I miss Roy when I am at airports … I watch other couples and am pulled back into 23 years of memories. I remember our extensive travels: memories of holding hands when each flight took off and landed, sipping champagne, and watching each others’ carry on bags when a bathroom break was required. I miss planning trips with Roy, traveling together, and feeling his warm body next to mine in unfamiliar hotel beds. I just miss him. Period. However, now I get the aisle seat on flights … One tiny pleasure that I can admit to on my blog.

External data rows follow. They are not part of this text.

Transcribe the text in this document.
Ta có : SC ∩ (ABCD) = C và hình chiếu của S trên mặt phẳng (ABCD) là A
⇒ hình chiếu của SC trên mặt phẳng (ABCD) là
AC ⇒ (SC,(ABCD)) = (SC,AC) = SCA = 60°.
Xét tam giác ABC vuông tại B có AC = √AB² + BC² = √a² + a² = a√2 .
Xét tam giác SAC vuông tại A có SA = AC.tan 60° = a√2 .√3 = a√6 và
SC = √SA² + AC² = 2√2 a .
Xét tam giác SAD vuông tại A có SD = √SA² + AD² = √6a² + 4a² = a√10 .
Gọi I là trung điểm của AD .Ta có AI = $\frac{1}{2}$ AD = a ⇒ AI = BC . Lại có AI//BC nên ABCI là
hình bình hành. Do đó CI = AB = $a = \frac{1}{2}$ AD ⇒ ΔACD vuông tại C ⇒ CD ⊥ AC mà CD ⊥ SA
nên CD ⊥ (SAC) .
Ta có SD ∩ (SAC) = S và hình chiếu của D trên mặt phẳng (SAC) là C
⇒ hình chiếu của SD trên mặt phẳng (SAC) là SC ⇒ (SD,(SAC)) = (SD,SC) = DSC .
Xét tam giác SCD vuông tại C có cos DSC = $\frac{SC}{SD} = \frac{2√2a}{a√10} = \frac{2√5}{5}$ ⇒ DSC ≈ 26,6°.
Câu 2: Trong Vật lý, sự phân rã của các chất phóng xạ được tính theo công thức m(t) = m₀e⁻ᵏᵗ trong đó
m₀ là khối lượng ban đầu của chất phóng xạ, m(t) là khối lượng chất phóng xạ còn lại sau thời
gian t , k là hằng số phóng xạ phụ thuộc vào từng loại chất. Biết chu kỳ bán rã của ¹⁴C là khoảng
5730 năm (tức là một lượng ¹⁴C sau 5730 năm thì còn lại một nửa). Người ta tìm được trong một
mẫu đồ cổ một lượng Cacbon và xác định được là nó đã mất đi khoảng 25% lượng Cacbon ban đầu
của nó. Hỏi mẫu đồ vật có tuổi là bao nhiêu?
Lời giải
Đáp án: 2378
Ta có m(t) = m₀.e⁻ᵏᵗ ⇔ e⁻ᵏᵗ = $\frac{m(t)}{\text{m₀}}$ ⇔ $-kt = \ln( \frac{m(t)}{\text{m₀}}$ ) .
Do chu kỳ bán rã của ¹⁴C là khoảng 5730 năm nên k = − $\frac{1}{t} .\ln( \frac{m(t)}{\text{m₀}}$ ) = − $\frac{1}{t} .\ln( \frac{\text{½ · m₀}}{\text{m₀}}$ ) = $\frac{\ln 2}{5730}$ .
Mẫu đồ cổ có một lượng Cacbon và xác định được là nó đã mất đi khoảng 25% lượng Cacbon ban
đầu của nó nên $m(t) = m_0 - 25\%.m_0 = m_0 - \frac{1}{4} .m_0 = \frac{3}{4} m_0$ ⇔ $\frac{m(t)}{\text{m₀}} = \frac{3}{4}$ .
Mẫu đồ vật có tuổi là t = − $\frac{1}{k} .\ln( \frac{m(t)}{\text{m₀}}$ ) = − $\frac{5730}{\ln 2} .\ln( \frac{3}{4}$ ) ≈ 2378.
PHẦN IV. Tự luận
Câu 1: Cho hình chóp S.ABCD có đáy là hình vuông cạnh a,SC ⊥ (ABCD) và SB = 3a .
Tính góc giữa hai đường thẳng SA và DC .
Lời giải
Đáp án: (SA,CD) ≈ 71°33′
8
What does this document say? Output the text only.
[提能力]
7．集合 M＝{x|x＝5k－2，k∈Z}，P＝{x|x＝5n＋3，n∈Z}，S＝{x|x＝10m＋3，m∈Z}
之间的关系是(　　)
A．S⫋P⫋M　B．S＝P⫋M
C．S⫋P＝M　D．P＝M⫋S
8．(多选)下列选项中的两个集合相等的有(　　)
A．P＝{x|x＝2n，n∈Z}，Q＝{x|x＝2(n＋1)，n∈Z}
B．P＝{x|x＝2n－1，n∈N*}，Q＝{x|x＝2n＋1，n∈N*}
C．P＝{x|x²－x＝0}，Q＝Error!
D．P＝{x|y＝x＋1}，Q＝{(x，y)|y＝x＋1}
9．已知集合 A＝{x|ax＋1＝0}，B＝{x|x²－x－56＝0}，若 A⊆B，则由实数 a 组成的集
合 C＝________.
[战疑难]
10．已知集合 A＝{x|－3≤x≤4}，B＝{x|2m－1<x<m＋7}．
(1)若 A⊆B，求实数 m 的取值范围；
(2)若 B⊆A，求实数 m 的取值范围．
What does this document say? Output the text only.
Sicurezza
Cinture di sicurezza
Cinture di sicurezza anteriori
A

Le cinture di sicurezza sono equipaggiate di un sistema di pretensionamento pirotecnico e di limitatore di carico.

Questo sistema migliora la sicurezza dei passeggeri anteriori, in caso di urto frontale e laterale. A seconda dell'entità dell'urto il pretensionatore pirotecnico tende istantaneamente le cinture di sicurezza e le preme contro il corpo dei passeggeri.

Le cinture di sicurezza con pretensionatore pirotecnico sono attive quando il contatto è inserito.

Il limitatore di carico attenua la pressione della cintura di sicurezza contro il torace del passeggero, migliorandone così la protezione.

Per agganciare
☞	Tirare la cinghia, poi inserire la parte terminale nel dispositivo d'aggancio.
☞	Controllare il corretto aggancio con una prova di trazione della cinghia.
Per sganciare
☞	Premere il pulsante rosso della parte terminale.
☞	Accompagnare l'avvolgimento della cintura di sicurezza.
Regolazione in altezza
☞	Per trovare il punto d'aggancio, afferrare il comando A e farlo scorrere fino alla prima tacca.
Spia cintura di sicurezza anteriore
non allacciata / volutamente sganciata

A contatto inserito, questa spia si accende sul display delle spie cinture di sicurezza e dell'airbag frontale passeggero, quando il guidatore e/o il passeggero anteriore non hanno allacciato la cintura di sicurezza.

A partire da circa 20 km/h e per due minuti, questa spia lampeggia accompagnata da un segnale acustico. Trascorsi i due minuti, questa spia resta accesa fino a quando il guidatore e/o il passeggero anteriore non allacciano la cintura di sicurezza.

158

The journey to today has required the simultaneous embracing of fear and being committed to healing from this tragedy. I am still catching up emotionally with the new landscape of my life … I cognitively and realistically understand all that has transpired, but feel my emotional intelligence is continuing to unfold. I still wonder what would Roy do in particular situations. I suspect I will always wonder because I have internalized him into my inner world … I argue and agree with my inner Roy on a regular basis. I love having him there … Wherever “there” is .. My mind, my psyche, my soul? This is part of the grieving process – to detach from our loved one’s physical presence while internalizing them into our inner world. It took me a long time to do this. I feel that I have successfully made the separation and yet feel joined with Roy in a new and different way. And as I said I miss him everyday. This is the complexity of death and loss – we who are still here need to choose life in order to heal which entails saying goodbye to what we knew. It is hard yet doable.
I especially like how you described detaching from a loved ones physical presence to internalizing them into our inner world,. It is thought-provoking and insightful.
It not a journey we choose, but seemingly are chosen for. I wonder why.